5. An equivalence relation must be:

a) Reflexive and Symmetric

b) Symmetric and Transitive

c) Reflexive, Symmetric, and Transitive

d) Reflexive and Transitive

Answer: c) Reflexive, Symmetric, and Transitive

6. If a relation R on set A is reflexive, which of the following is true?

a) (a, b) ∈ R

b) (b, a) ∈ R

c) (a, a) ∈ R

d) (a, c) ∈ R

Answer: c) (a, a) ∈ R

7. Which of the following is an example of a relation that is both symmetric and anti-symmetric?

a) {(1, 1), (2, 2)}

b) {(1, 2), (2, 1)}

c) {(1, 2), (2, 3)}

d) {(1, 2), (3, 1)}

Answer: a) {(1, 1), (2, 2)}

8. The intersection of sets A and B is empty. Which of the following statements is true?

a) A ∩ B = A

b) A ∩ B = B

c) A ∩ B = ∅

d) A ∩ B = A ∪ B

Answer: c) A ∩ B = ∅

9. Which of the following statements is true about the union of sets A and B?

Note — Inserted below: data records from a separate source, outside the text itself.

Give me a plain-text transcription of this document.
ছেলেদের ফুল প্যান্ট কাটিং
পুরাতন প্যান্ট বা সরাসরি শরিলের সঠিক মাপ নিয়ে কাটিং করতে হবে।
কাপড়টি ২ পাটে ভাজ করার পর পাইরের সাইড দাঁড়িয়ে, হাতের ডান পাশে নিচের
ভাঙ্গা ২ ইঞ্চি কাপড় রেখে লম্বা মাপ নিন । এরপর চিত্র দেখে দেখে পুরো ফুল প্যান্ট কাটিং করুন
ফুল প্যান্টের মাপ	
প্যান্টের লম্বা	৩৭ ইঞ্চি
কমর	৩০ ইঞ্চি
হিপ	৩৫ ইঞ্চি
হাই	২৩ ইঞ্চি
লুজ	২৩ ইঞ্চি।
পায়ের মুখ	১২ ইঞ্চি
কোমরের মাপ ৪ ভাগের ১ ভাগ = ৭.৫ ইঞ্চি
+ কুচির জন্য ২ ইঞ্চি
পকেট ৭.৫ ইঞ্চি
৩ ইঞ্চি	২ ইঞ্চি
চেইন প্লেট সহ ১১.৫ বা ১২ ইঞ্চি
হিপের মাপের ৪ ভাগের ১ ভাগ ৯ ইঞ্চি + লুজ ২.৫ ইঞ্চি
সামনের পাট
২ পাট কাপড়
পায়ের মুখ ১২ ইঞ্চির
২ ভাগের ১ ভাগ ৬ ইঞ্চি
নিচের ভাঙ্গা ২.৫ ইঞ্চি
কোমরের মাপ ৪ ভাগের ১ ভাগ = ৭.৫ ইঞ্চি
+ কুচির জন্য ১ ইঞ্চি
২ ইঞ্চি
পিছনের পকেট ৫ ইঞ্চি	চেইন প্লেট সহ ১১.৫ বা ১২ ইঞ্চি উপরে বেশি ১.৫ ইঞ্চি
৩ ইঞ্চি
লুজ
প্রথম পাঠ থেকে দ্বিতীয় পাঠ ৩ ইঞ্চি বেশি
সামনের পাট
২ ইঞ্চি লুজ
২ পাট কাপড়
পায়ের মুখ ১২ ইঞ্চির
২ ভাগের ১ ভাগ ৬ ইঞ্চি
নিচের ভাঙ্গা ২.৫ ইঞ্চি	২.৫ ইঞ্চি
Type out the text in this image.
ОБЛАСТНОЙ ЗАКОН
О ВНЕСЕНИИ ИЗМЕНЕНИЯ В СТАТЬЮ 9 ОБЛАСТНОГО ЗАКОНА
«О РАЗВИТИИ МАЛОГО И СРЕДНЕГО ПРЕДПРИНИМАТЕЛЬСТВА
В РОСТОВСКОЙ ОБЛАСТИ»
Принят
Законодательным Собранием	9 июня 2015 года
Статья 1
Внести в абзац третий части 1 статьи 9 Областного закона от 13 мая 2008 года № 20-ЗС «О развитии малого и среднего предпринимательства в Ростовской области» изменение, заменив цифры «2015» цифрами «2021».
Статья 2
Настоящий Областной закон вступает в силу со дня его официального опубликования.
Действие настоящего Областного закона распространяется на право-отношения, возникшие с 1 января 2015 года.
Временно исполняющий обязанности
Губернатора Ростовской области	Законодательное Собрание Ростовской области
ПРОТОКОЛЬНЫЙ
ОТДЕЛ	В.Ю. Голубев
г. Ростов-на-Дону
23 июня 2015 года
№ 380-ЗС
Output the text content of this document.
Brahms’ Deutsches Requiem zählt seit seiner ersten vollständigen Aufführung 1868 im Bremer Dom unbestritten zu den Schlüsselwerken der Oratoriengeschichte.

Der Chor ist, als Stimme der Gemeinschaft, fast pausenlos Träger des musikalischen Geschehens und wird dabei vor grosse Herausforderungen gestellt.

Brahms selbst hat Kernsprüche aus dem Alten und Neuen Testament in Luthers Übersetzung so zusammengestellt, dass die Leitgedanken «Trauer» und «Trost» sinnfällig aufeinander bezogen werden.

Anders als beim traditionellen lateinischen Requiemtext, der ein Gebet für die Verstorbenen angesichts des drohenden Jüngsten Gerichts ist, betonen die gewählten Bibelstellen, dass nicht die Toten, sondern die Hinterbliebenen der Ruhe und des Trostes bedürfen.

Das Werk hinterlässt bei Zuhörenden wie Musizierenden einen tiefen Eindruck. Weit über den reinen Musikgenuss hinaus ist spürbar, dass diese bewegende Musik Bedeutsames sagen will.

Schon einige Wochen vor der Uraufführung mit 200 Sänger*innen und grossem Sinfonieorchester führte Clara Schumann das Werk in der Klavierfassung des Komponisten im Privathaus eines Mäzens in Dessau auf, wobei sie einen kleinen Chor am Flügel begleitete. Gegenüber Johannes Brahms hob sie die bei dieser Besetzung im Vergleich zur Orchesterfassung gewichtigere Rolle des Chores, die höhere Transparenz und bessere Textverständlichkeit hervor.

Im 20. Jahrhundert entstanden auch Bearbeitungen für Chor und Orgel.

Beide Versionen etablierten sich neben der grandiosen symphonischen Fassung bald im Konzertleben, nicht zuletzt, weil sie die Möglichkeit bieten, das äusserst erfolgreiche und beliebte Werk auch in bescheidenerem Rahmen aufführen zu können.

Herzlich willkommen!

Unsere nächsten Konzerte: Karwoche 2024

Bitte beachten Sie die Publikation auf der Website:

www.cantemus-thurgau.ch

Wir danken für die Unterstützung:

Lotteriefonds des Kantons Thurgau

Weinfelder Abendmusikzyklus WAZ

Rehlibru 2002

a) A ∪ B contains only elements that are in both A and B.

b) A ∪ B contains all elements that are in either A or B or both.

c) A ∪ B is always equal to A.

d) A ∪ B is always equal to B.

Answer: b) A ∪ B contains all elements that are in either A or B or both.

10. If R is an equivalence relation on set A, then:

a) R is only reflexive.

b) R is only symmetric.

c) R is only transitive.

d) R is reflexive, symmetric, and transitive.

Answer: d) R is reflexive, symmetric, and transitive.